At night on July 7, 1937, a Japanese unit crossed the border near Beijing and exchanged fire with a Chinese unit garrisoned in the town of Wanping. The cause of this action remains unknown to this day, but events like this were not uncommon. One Japanese soldier, though, failed to return to his post. The Japanese demanded permission to search Wanping for the missing soldier, and the Chinese commander refused. Even though the private returned to his unit later that night, tempers had already flared out of control, and both sides were mobilizing, with the Japanese preparing to surround Wanping.


Based on these events, there is no reason that the “Incident” should have escalated. Shots had been fired, but no harm had been done; the missing soldier had been returned. Subsequent Japanese actions can only prove that they were determined to start a war.


In the predawn hours of July 8, the Chinese attempted again to negotiate, but the Japanese refused even as reinforcements for both sides began to arrive. With the Japanese clearly crossing into Chinese territory, the Chinese Army opened fire on the Japanese at a modern railway bridge known to Westerners as the “Marco Polo Bridge.” By 04:50 on July 8, the Second Sino-Japanese War was in full swing.


Even though a truce was declared only a few hours later, this began breaking down almost immediately. The Chinese Communists within Beijing continued to ambush Japanese patrols, and the Japanese Army continued to violate the truce and shelled Wanping with artillery.

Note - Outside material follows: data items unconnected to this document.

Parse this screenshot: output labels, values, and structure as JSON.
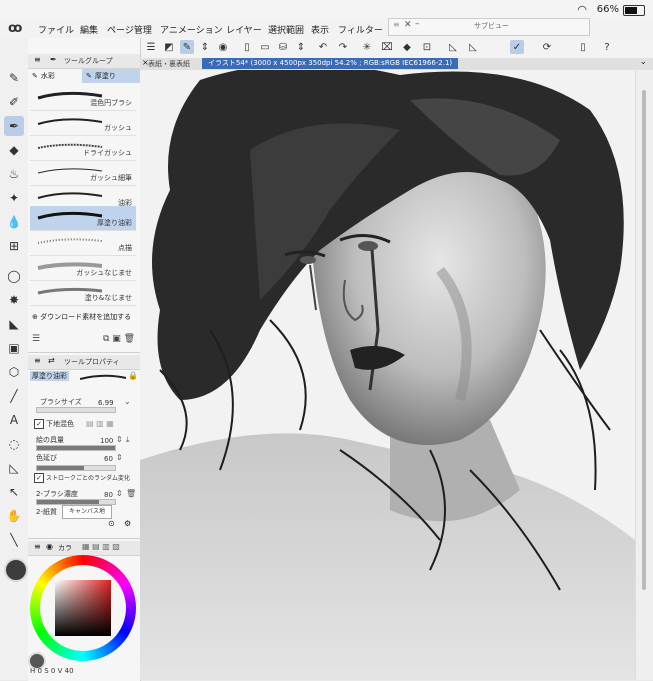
{
  "status": {
    "battery": "66%"
  },
  "menubar": {
    "items": [
      "ファイル",
      "編集",
      "ページ管理",
      "アニメーション",
      "レイヤー",
      "選択範囲",
      "表示",
      "フィルター"
    ]
  },
  "subview": {
    "title": "サブビュー"
  },
  "tabs": [
    {
      "label": "表紙・裏表紙"
    },
    {
      "label": "イラスト54* (3000 x 4500px 350dpi 54.2% ; RGB:sRGB IEC61966-2.1)"
    }
  ],
  "sub_tool": {
    "title": "ツールグループ",
    "groups": [
      "水彩",
      "厚塗り"
    ],
    "brushes": [
      "混色円ブラシ",
      "ガッシュ",
      "ドライガッシュ",
      "ガッシュ細筆",
      "油彩",
      "厚塗り油彩",
      "点描",
      "ガッシュなじませ",
      "塗り&なじませ"
    ],
    "selected_brush": "厚塗り油彩",
    "download_label": "ダウンロード素材を追加する"
  },
  "tool_property": {
    "title": "ツールプロパティ",
    "brush_name": "厚塗り油彩",
    "brush_size_label": "ブラシサイズ",
    "brush_size_value": "6.99",
    "underlay_label": "下地混色",
    "paint_amount_label": "絵の具量",
    "paint_amount_value": "100",
    "paint_amount_level": 1.0,
    "color_stretch_label": "色延び",
    "color_stretch_value": "60",
    "color_stretch_level": 0.6,
    "random_label": "ストロークごとのランダム変化",
    "density_label": "2-ブラシ濃度",
    "density_value": "80",
    "density_level": 0.8,
    "paper_label": "2-紙質",
    "paper_button": "キャンバス地"
  },
  "color_panel": {
    "tab_label": "カラ",
    "main_color": "#3c3c3c",
    "values": [
      "H",
      "0",
      "S",
      "0",
      "V",
      "40"
    ]
  },
  "colors": {
    "accent": "#3a6bb8",
    "selected": "#b9cde6"
  }
}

Soon tanks and large infantry units were clashing throughout Beijing.


The Marco Polo Bridge incident, very obviously a minor scuffle purposely fanned into a battle by the Japanese, led directly to full-scale war. The Sino-Japanese War would prove a bitter pill for Japan; they would seize almost all the coastal regions of China, win enormous military victories, and draw on numerous resources. This came at a price. The Japanese invasion of China permanently crippled American-Japanese relations, and would lead directly to Pearl Harbor and Hiroshima. The commitment of the vast majority of Japan’s Army to China would leave them drastically shorthanded when that war finally did come, and entire armies that could have resisted the United States on Guadalcanal or in the Philippines were stuck in the vast Chinese landmass.


The bigger consequences were for China. Chiang Kai-shek was well on his way to defeating the Communists for good when the Japanese attacked China in 1937. Chiang and Mao joined in an alliance of convenience – the “United Front” – to resist Japanese invasion.

It was understood that the Civil War would resume when the Japanese were gone. The consequences for Chiang and the KMT, though, were devastating. The brunt of Japan’s attack was aimed at the KMT, severely damaging its military and weakening its position in China. The Communists, both careful and calculating, skillfully avoided engaging the Japanese in order to build up their strength against the KMT once the Japanese inevitably left. The Japanese did not kill China – but they dealt the mortal blow to Chiang’s Nationalists.


As Chiang’s prestige and small support in China dwindled, Mao’s Communists waited. Someday the Japanese would leave. Someday the Soviets, or the British, or the Americans would defeat the invaders and force them to leave China. When that day came, Mao knew, China would be his.